The recall of ambassadors or heads of mission is unusual for targeting career foreign service officers, who are generally left in place after a change in administration because they strive to be apolitical. The Trump administration had vowed to oust a 'deep state' of civil servants, a process critics have called a purge of professional government employees.
A senior State Department official said the recall is standard, as an ambassador is a personal representative of the president. The official confirmed that recalled ambassadors would not be fired but reassigned. The hardest hit region was Africa, with around a dozen ambassadors recalled from countries including Niger, Uganda, Senegal, Somalia, Côte d'Ivoire, Mauritius, Nigeria, Gabon, Congo, Burundi, Cameroon, and Rwanda. In the Middle East, heads of mission were recalled from Egypt and Algeria, and in Europe from Slovakia, Montenegro, Armenia, and North Macedonia.
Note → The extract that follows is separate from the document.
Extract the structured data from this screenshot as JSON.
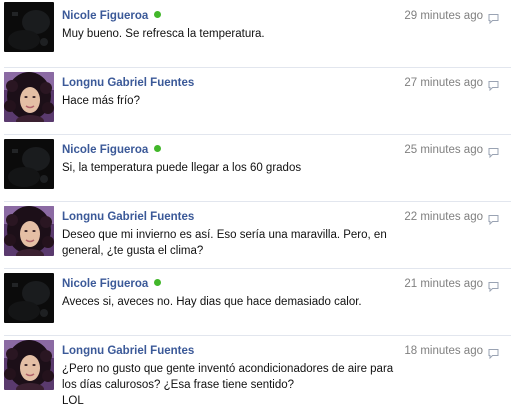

The American Foreign Service Association (AFSA) expressed deep concern, stating that the process could politicise the foreign service. AFSA asserted that staff who executed policies of a previous administration should not be penalised by retroactively imposed changes to promotion criteria. Senator Jeanne Shaheen criticised the move, saying it gives away US leadership to China and Russia by removing qualified career ambassadors.